Procurador disse que afastamentos judiciais não são abarcados com os "legais" e, portanto, conselheiros afastados não têm voz

A Proposta de Emenda Constitucional (PEC) nº 49/2019 que tramita na Assembleia Legislativa de Mato Grosso (ALMT), de autoria de “lideranças partidárias”, não daria permissão para que conselheiros afastados do Tribunal de Contas do Estado (TCE) participem da eleição da mesa diretora da Corte, prevista para novembro.
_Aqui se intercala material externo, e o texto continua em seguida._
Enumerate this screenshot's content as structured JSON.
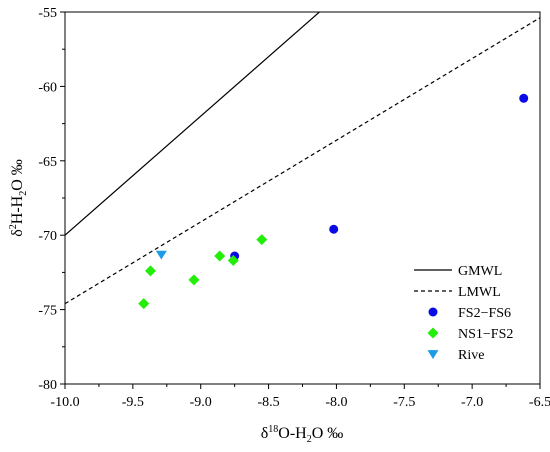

A afirmação é do procurador-geral da ALMT, Grhegory Maia.

Em nota enviada à imprensa, a Procuradoria-geral da Assembleia disse “repudiar” matérias jornalísticas que levantaram a possibilidade dos conselheiros titulares votarem, com base na interpretação do texto contido na proposta.

Pelo projeto da ALMT, que altera e acrescenta dispositivos ao artigo 49 da Constituição Estadual, o texto passaria a vigorar com o parágrafo 5º, que dispõe: “Na eleição da Mesa Diretora do Tribunal de Contas, somente os Conselheiros poderão votar e ser votados, ainda que em gozo de licença, férias ou afastamento legal.”

De acordo com o procurador, o termo “afastamento legal” refere-se a férias, licenças médicas, afastamentos para qualificação e outros tipos, que estão previstos no Regimento Interno do TCE. Nesses casos, segundo explicou, os conselheiros ainda estariam em pleno exercício do cargo.

O afastamento “legal” seria diferente de um “judicial”, determinando em processos criminais ou de improbidade administrativa. Nesse caso, conforme o procurador, os conselheiros não mais ficam no exercício do cargo, o que impede tanto o voto quanto a candidatura.

“Portanto, não há qualquer risco de o conceito de “afastamento legal” abarcar o ‘afastamento judicial'”, garantiu.

Atualmente, de sete conselheiros do TCE, cinco estão afastados dos cargos por decisão do Supremo Tribunal Federal (STF), sendo eles os conselheiros Antonio Joaquim, Waldir Teis, José Carlos Novelli, Sérgio Ricardo e Valter Albano. Eles foram acusados de cobrar propina do ex-governador Silval Barbosa para julgar de forma favorável diversos processos que tramitaram pelo TCE.